I have this function
long long int divideBy10(long long int a){
return a / 10;
}
it's compiled to:
mov rax, rdi
movabs rcx, 7378697629483820647
imul rcx
mov rax, rdx
shr rax, 63
sar rdx, 2
add rax, rdx
ret
if I add __builtin_assume(a > 0);
it's compiled to
mov rax, rdi
movabs rcx, -3689348814741910323
mul rcx
mov rax, rdx
shr rax, 3
ret
The code is more efficient because it doesn't have to worry about negative signs. Now if I add __builtin_assume(a < 10000); I would've expected it to be compiled to one multiplication without shifts. but that's not the case.
I thought maybe the compiler only tracks if the number is positive or negative but
long long int noBranch(long long int a){
__builtin_assume(a < 400);
if( a < 500){
return a;
}
return 0;
}
compiles to just a move instruction so the compiler is able to track these bounds.
Why are compilers not able to optimize the shift away? (this happens both in GCC and Clang).

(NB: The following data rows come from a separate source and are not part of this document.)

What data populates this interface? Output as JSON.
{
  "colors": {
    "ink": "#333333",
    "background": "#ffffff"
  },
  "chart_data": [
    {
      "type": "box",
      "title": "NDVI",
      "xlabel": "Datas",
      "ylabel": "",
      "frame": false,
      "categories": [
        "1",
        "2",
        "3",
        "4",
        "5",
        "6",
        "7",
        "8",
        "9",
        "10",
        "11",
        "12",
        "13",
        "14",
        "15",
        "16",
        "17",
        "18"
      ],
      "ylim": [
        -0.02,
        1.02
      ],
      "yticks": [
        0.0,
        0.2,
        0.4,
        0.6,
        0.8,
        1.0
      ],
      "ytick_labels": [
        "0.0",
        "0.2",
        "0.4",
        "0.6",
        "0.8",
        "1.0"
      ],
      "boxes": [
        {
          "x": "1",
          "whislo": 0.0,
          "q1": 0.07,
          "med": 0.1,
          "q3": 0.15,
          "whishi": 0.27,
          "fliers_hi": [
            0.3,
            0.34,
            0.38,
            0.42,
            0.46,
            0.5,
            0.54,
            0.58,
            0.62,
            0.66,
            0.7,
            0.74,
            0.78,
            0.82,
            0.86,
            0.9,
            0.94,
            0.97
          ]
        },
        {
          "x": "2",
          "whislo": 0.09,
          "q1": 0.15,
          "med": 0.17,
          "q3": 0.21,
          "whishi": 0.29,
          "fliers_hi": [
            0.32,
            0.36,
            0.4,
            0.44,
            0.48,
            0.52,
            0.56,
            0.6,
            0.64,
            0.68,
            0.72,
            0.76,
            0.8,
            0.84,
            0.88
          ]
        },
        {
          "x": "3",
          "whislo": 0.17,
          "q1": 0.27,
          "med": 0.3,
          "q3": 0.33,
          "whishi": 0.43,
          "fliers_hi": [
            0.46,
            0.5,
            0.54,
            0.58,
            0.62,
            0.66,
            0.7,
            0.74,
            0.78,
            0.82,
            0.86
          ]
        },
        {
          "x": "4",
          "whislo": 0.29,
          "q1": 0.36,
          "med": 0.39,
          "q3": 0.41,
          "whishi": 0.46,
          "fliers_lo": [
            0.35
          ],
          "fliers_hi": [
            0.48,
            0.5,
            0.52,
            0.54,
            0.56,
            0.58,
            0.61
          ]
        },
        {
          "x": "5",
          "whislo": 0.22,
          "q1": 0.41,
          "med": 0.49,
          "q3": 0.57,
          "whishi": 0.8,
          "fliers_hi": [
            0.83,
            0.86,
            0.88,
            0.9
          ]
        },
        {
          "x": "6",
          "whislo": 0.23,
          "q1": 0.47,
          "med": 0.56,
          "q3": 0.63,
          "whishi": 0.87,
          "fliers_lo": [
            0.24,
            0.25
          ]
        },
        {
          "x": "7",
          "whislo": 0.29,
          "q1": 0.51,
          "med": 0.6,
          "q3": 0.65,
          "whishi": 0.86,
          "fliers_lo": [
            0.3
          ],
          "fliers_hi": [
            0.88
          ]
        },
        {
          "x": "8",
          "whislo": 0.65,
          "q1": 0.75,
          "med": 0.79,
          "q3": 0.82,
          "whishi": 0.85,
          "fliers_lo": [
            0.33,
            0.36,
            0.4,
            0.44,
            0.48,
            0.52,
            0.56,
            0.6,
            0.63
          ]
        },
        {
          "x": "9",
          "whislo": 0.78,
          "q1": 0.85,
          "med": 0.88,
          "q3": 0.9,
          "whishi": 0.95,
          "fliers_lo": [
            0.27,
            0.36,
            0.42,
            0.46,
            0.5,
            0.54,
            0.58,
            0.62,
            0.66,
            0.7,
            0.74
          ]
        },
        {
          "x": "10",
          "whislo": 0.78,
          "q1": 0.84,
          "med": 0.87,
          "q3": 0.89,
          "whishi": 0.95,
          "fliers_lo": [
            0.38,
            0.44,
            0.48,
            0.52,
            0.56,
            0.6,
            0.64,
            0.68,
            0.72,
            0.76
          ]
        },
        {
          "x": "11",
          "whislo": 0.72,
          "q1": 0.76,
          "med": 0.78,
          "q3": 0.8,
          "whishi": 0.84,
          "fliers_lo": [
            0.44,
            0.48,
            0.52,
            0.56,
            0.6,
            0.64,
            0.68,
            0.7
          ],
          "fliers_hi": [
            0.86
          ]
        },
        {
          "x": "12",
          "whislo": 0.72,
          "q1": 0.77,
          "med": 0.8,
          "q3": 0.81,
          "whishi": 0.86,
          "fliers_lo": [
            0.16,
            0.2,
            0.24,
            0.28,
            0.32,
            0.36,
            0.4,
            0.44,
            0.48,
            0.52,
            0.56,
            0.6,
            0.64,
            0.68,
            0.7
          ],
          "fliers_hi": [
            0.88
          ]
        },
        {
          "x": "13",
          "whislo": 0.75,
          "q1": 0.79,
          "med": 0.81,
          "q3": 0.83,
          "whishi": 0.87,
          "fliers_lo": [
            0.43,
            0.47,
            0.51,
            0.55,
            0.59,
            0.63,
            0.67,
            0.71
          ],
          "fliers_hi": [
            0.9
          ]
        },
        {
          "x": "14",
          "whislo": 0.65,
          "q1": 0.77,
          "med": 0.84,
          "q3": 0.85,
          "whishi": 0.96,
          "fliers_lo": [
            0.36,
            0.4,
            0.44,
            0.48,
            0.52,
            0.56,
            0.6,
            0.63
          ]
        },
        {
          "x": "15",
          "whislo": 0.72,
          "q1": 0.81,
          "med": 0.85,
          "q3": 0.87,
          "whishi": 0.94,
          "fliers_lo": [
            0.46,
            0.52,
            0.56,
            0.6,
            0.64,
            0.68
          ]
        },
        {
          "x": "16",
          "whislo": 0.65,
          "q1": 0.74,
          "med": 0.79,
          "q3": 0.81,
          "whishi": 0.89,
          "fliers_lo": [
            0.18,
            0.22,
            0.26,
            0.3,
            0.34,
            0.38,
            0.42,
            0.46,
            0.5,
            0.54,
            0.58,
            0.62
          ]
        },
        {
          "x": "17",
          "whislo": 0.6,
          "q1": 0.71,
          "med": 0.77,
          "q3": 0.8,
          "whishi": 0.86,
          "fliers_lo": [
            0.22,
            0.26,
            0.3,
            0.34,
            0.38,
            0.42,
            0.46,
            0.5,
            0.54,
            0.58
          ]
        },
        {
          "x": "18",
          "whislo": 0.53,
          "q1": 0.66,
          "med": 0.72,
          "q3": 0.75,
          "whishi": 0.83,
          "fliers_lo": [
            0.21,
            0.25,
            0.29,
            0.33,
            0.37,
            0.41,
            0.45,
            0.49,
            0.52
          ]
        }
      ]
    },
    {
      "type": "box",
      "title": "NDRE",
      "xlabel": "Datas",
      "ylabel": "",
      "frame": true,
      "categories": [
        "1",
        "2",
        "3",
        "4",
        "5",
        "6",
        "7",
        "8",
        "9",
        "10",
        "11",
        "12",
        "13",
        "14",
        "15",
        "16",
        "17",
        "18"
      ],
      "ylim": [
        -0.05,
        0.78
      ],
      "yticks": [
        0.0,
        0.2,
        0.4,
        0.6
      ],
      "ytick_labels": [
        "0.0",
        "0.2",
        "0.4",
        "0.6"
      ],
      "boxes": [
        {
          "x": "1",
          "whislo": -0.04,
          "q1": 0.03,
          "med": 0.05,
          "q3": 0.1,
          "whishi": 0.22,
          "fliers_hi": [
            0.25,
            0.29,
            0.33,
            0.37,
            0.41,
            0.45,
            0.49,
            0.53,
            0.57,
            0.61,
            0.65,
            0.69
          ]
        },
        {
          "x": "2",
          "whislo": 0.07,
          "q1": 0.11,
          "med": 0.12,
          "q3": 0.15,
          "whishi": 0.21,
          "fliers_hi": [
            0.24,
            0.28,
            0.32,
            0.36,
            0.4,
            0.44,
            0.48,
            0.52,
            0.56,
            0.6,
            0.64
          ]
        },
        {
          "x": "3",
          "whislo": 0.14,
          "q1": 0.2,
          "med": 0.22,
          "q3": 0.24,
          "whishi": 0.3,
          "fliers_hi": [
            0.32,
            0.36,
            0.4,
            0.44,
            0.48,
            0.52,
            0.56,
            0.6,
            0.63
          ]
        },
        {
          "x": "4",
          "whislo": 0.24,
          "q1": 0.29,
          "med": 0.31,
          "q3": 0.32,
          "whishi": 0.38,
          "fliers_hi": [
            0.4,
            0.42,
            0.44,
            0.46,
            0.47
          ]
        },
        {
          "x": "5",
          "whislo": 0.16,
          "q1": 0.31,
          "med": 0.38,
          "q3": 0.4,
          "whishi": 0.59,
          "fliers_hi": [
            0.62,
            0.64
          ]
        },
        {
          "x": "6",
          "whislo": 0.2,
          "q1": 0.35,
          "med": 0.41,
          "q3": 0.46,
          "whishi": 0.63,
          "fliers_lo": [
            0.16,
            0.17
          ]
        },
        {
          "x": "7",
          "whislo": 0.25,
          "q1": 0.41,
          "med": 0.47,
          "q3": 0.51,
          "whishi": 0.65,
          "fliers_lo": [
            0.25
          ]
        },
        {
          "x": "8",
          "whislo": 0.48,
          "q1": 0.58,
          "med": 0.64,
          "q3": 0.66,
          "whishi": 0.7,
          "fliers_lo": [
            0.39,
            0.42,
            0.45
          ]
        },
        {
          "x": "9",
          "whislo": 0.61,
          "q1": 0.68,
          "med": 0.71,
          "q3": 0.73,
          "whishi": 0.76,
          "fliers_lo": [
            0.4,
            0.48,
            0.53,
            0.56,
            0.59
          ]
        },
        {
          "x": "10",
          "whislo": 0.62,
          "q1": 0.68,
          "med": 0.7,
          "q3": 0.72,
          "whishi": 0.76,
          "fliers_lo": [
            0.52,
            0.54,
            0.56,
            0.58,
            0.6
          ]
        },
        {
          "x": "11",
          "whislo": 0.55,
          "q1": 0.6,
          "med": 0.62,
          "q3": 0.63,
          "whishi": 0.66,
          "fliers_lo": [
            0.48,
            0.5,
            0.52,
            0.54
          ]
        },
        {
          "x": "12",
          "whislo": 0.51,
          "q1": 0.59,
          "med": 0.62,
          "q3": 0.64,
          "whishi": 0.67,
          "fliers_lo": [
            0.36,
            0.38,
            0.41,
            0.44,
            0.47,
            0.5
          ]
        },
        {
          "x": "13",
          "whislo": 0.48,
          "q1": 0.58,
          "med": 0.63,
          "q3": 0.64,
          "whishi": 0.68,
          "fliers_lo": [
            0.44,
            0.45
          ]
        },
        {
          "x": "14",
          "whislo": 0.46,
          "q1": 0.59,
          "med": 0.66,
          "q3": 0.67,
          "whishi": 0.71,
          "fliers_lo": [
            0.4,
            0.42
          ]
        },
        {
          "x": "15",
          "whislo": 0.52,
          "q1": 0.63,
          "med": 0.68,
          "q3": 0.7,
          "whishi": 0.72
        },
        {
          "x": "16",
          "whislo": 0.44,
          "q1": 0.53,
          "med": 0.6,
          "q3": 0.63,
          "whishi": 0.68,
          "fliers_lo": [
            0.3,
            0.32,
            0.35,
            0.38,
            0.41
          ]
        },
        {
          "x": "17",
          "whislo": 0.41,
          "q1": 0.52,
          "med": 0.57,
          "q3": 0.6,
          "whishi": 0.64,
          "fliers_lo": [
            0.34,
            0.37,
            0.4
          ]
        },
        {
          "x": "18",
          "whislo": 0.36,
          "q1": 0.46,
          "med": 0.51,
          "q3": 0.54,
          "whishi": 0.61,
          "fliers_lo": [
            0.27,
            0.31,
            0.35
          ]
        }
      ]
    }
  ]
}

This is the code, that I expected to be produced:
long long int d10(long long int a){
__builtin_assume(a > 0);
__builtin_assume(a < 10'000);
__uint128_t e = a;
e *= 0x199999999999999A;
return e >> 64;
}
d10(long long): # @d10(long long)
mov rax, rdi
movabs rcx, 1844674407370955162
mul rcx
mov rax, rdx
ret
Edit: I'm aware that you need a shift to be able to cover the whole range of long long int. I'm asking why can't compiler optimize the shift away if the range is restricted.